La Cámara también se basó en un precedente: Midwest Video II, un fallo que, casualmente, tenía que determinar si la Comisión tenía el poder de regular una industria nueva por ese entonces: la televisión por cable. El argumento fue el siguiente: como la Comisión ya estableció que las transmisiones de radiodifusión (i.e. la televisión abierta y la radio) no están sujetas a las obligaciones de common carrierreguladas bajo el Título II de la Ley, dicha excepción debía también aplicarse a los operadores de televisión por cable.

A diferencia de las regulaciones sobre contenido indecente y obsceno, en donde la Corte Suprema de los Estados Unidos sí que hace distinciones entre los distintos medios de comunicación, siendo prácticamente inflexible en los medios de radiodifusión (FCC v. Pacifica Foundation), aportando cierta flexibilidad al cable (United States v. Playboy Entertainment Group), y brindando una muy amplia libertad de expresión a través de Internet (Janet Reno v. ACLU, donde la Corte Suprema califica a Internet como un “vasto foro democrático relativamente ilimitado y de bajo costo para comunicaciones de todo tipo”), la Cámara, además de los sólidos argumentos comentados en el párrafo anterior referidos a las inconsistencias de la Comisión, usó el precedente de Midwest Video II (vinculado a los operadores de televisión por cable) para anular parte de la Orden (lo referido a las directrices contra los bloqueos y discriminaciones).
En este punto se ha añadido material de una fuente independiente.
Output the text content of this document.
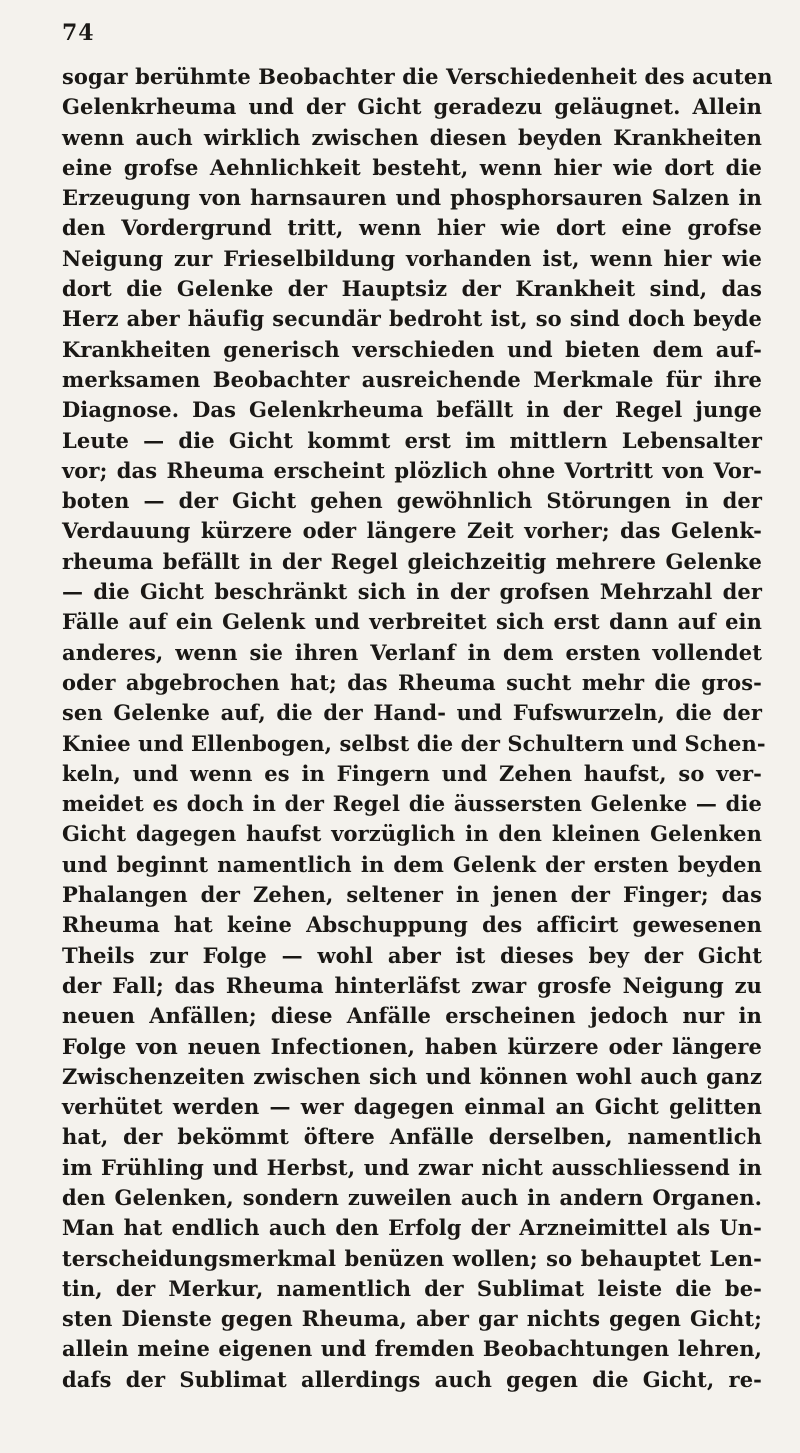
74
sogar berühmte Beobachter die Verschiedenheit des acuten
Gelenkrheuma und der Gicht geradezu geläugnet. Allein
wenn auch wirklich zwischen diesen beyden Krankheiten
eine grofse Aehnlichkeit besteht, wenn hier wie dort die
Erzeugung von harnsauren und phosphorsauren Salzen in
den Vordergrund tritt, wenn hier wie dort eine grofse
Neigung zur Frieselbildung vorhanden ist, wenn hier wie
dort die Gelenke der Hauptsiz der Krankheit sind, das
Herz aber häufig secundär bedroht ist, so sind doch beyde
Krankheiten generisch verschieden und bieten dem auf-
merksamen Beobachter ausreichende Merkmale für ihre
Diagnose. Das Gelenkrheuma befällt in der Regel junge
Leute — die Gicht kommt erst im mittlern Lebensalter
vor; das Rheuma erscheint plözlich ohne Vortritt von Vor-
boten — der Gicht gehen gewöhnlich Störungen in der
Verdauung kürzere oder längere Zeit vorher; das Gelenk-
rheuma befällt in der Regel gleichzeitig mehrere Gelenke
— die Gicht beschränkt sich in der grofsen Mehrzahl der
Fälle auf ein Gelenk und verbreitet sich erst dann auf ein
anderes, wenn sie ihren Verlanf in dem ersten vollendet
oder abgebrochen hat; das Rheuma sucht mehr die gros-
sen Gelenke auf, die der Hand- und Fufswurzeln, die der
Kniee und Ellenbogen, selbst die der Schultern und Schen-
keln, und wenn es in Fingern und Zehen haufst, so ver-
meidet es doch in der Regel die äussersten Gelenke — die
Gicht dagegen haufst vorzüglich in den kleinen Gelenken
und beginnt namentlich in dem Gelenk der ersten beyden
Phalangen der Zehen, seltener in jenen der Finger; das
Rheuma hat keine Abschuppung des afficirt gewesenen
Theils zur Folge — wohl aber ist dieses bey der Gicht
der Fall; das Rheuma hinterläfst zwar grosfe Neigung zu
neuen Anfällen; diese Anfälle erscheinen jedoch nur in
Folge von neuen Infectionen, haben kürzere oder längere
Zwischenzeiten zwischen sich und können wohl auch ganz
verhütet werden — wer dagegen einmal an Gicht gelitten
hat, der bekömmt öftere Anfälle derselben, namentlich
im Frühling und Herbst, und zwar nicht ausschliessend in
den Gelenken, sondern zuweilen auch in andern Organen.
Man hat endlich auch den Erfolg der Arzneimittel als Un-
terscheidungsmerkmal benüzen wollen; so behauptet Len-
tin, der Merkur, namentlich der Sublimat leiste die be-
sten Dienste gegen Rheuma, aber gar nichts gegen Gicht;
allein meine eigenen und fremden Beobachtungen lehren,
dafs der Sublimat allerdings auch gegen die Gicht, re-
Arguyó que la regulación analizada en Midwest Video II requería a los operadores de televisión por cable llevar contenido de terceras partes a usuarios finales, contenido que podría haber sido bloqueado de no existir esa normativa. Asimismo, se les pedía a los operadores de televisión por cable mantener abiertos ciertos canales para uso público, educativo, y para el gobierno local, de manera gratuita, permitiendo a los propietarios de estos canales “contratar” a los operadores de televisión por cable de manera gratuita. La Cámara destacó estas similitudes con la Orden, y decidió tirarla por la borda en lo referido a las directrices contra los bloqueos y discriminaciones, más allá de reconocer que la Comisión tenía el poder para sancionarla conforme al artículo 706.

Veremos cómo reacciona la Comisión frente a lo dictaminado por la Cámara. Esta saga es fundamental para el futuro del medio de telecomunicación más importante de nuestros tiempos: Internet. La Cámara le ha dado suficientes pistas para enmendar el error.